Se sabe, accidentes que no son noticia, servicios pésimos pero veamos qué dicen los datos que maneja personal ferroviario especializado. El viernes 3 de agosto -comprueba Adrián Silva-, los servicios del ex Metropolitano de Sergio Tasselli, hoy gerenciado por UGOFE, en el trayecto a La Plata, solo un 5% de los trenes anduvieron a horario. “Y esto -nos advierte-, es cosa de casi todos los días: el 95% de los trenes no cumplen con la regularidad prevista, ni con los horarios. Hay entre un 25% y 40% de cancelaciones de trenes por día. En otras líneas la situación no es tan grave, pero en TBA no es mucho mejor. Entonces, por qué se cae la concesión de Metropolitano y no la de TBA? ¿Por qué darle más concesiones a empresas que dan servicios tan deficientes como las que prestaba Tasselli?”.
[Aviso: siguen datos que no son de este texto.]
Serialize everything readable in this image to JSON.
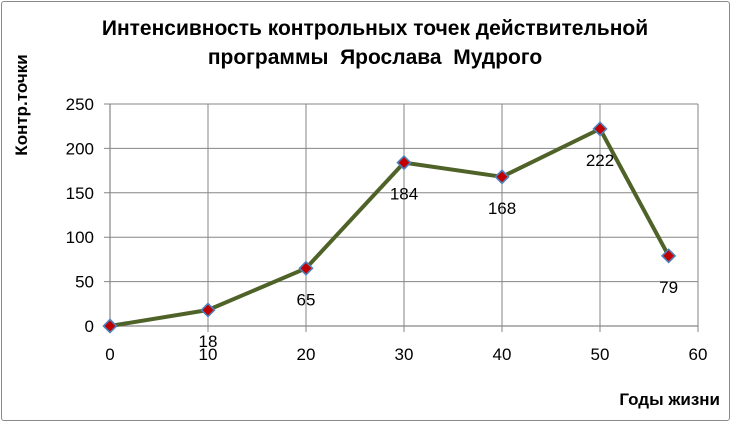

Es cotidiana la cantidad de accidentes que se producen en la totalidad de la red ferroviaria, hay empresas que tienen como promedio de uno a dos descarrilamientos por día. Como el sistema de señalización está anulado por obsoleto o funciona solo parcialmente, los trenes circulan por lugares donde ya no existen las barreras y se carece de un sistema de comunicación.

Casos de trenes de carga atropellando a vehículos. Casos de locomotoras y vagones que van quedando al costado de las vías... pero eso no es noticia en los grandes medios de difusión.

Bueno. Esta crónica sobre ferrocarriles argentinos no tiene mucho para esperanzar a nadie. Se habla de un tren bala. Se habla de resucitarlo. Lo concreto es la necesidad social y económica, por no hablar de lo ambiental, de que el entramado ferroviario debe encontrar un camino de desarrollo concreto de ese vital entretejido vial. Y es deuda y es futuro a saldar. No se puede pensar un país en serio sin una red ferroviaria proyectada sobre los grandes objetivos nacionales.